亜矢子は18歳で結婚し、この出会いの前年に離婚している。2人の子どもがあり、亜矢子が引き取っていた。亜矢子は子どもを託児所や両親、前夫に預けて、健太郎とのデートを重ねる。

 亜矢子の嘘は、幼稚なものだった。「健太郎の子どもを身ごもった」「健太郎の元妻から暴行を受けて、流産した」「元妻がヤクザを雇って嫌がらせをしてくる」...あまりにも荒唐無稽な嘘だが、亜矢子は元妻になりすました脅迫メールを健太郎に送るなどして、信じ込ませてしまう。

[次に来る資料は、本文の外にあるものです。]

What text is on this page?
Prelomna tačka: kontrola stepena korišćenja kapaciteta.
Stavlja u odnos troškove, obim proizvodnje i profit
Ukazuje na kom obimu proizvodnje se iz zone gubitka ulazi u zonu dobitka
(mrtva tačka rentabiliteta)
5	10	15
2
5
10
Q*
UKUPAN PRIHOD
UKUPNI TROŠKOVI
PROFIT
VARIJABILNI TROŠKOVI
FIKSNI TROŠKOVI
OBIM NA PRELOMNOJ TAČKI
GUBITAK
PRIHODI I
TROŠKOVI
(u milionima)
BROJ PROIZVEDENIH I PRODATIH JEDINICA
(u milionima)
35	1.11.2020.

 ヤクザによる嫌がらせをやめさせるめ、健太郎は山口組に登録しなければならないとして、「登録料」を。そして、やっぱり暴力団は嫌だからと「組を抜けるための金」など、合計85万円を、亜矢子は健太郎からむしり取った。

 平成13年12月、亜矢子との京都旅行のため、会社を無断欠勤した健太郎は、解雇されてしまう。収入のなくなった健太郎は、亜矢子と一緒に、元勤務先や知り合いの社長宅に侵入して窃盗を試みたが、たいした成果は上がらなかった。

 山口組五代目組長の娘が、こんなつまらない窃盗などするだろうか? この辺りで、嘘に気づいてもよさそうなものだが......。

 とうとう2人は、ナンバープレートを盗んだのが発覚して、逮捕される。平成14年3月1日に、健太郎に懲役1年6カ月、亜矢子に懲役1年の有罪判決が下った。ただし、2人とも3年間の執行猶予が付き、釈放される。